Swiss Voters To Decide If Nonhuman Primates Should Have Basic Rights
Switzerland’s Supreme Court has made the historic decision to allow a vote on whether or not primates should be given the right to physical and mental integrity.
Animal welfare campaigners are celebrating the historic decision by Switzerland’s Federal Supreme Court to allow a vote on the rights of nonhuman primates.
The electorate in the northern half-canton of Basel-City will be the first in the world to decide whether to grant primates the right to physical and mental integrity.
The groundbreaking legislation was launched by Sentience Politics, an anti-speciesist think tank founded in 2013 and based in Zurich.
The group argues that nonhuman primates are “highly complex beings, possessing an intrinsic, essential interest in living a life of bodily and mental integrity”, and so the law should protect them from being tested on, held captive, or killed.

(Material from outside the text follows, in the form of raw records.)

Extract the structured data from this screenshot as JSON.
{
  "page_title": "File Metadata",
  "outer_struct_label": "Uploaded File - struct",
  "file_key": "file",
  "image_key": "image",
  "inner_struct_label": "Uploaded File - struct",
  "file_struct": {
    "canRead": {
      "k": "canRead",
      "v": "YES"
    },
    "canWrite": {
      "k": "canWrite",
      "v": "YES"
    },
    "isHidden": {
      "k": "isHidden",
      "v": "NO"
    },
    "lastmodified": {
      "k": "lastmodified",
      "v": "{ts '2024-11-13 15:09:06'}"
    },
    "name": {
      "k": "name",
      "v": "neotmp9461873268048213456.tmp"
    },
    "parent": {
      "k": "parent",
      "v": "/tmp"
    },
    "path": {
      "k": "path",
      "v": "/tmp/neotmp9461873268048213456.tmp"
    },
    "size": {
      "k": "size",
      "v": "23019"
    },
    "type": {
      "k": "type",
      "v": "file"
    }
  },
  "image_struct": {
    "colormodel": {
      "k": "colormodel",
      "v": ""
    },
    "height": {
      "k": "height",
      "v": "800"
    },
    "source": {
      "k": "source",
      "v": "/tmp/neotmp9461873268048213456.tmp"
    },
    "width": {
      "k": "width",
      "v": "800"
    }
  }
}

100,000 people have signed the action, smashing the 3,000 signatures that were required in order to trigger a cantonal vote.
If successful, it will be added to the cantonal constitution, and Sentience Politics hopes that it can soon be extended to the whole of Switzerland, potentially saving hundreds of primates from undergoing traumatic and deadly experiments.
At present, it is legal for experiments to be carried out on living primates in Switzerland, with the exception of apes such as gorillas and orangutans.
Experiments on animals are particularly common in cantons such as Fribourg, with the local university having conducted experiments on nonhuman primates since the 1970s. Recently, however, the university caused outrage after researchers were found to be feeding cocaine to monkeys. A petition demanding for an immediate halt to the experiments was signed by 19,000 people within just two weeks.
A date has yet to be set for the vote, but this is a major step forward for an amendment that was first launched in 2016. After facing years of opposition from cantonal and city governments, this recent ruling from the country’s highest court means that a vote can now proceed without any further obstacles.